BTW - I'm not saying great art is "not lowbrow": I was saying some great art was considered lowbrow and is now considered art. I saw Johnny Winter perform live once. He looked like an albino roach--but he was flying--he sounded like two guitars at times. That's greatness beyond technical proficiency. I've seen Linda Ronstadt stand in a spot and sing "Adios" with nothing but piano, and I've seen Jessye Norman sing Strauss's "Four Last Songs." More greatness, either way. Lyrical beauty and power in two different vessels.
So, I think that there is a "consensus" among those who understand art, music, etc., about at least certain greatness. Only a Philistine (or an idiot) doesn't get the greatness of Sarah Vaughan singing "You Turned the Tables on Me" with Count Basie and his orchestra. It doesn't matter whether someone likes it or not. There's another transcendence: greatness transcends taste. And, music (or any art) that is "kicking you in the heart" is probably transcendent: it's lifting you out of your skin and conveying you emotionally into the music. Or, it's going to the very heart of you. Sounds pretty great to me.

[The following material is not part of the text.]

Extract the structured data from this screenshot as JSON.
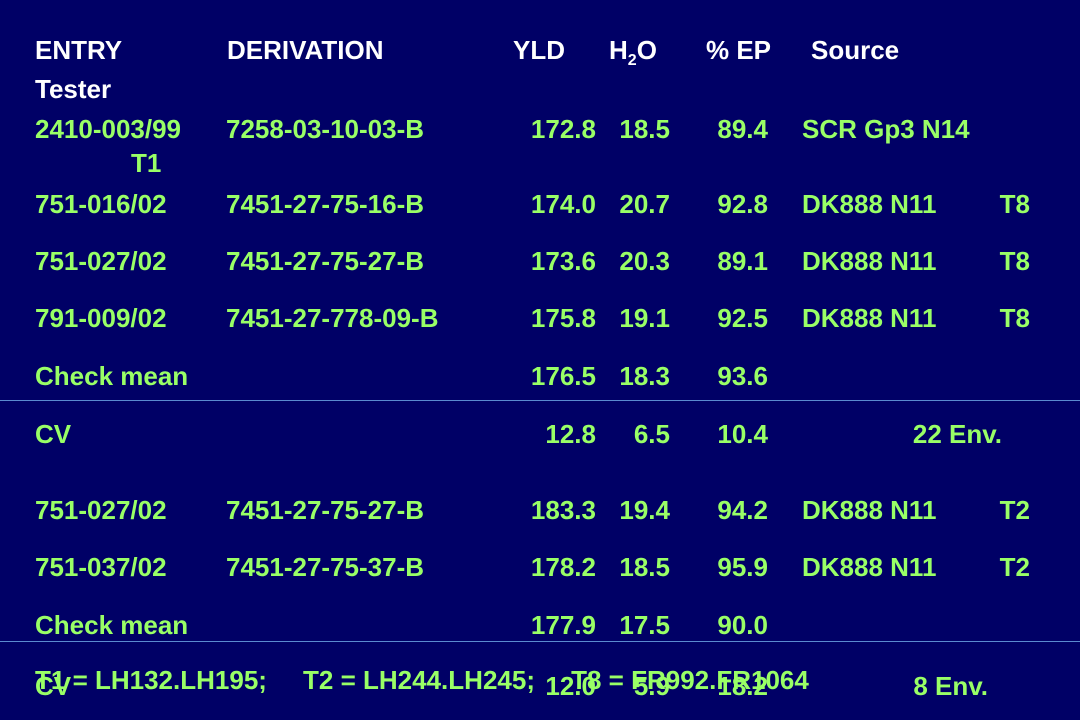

Your example of the blind man telling his story in that moment truly sounds great--powerful, moving. The greatness of storytelling at its deepest, coming from actual experience, honest. I interviewed a Tohono O'Odham linguist a few months ago: her poetry was simple, not profound or complex, but it had a greatness about it--the greatness of imagery conveying genuine experience. Not the beautiful elegance of Keats but great in its own way.
Hi Lynne -
I don't know about other places, but I hear Peter Pan is enjoying quite a renaissance among the younger set in the Tri-Cities, thanks to Dave Barry and Ridley Pearson's two "sequels". (They like the sequels better, though... <g>)
- Liz
I thought those sequels would really take off but they didn't in Spokane. At least, not right away.
Also, I discovered today while Christmas shopping for the littlest ones that Tinkerbell has been given princess status. But not Wendy. Hmmm...
Maybe it's just my grandsons' friends... ? They love those books.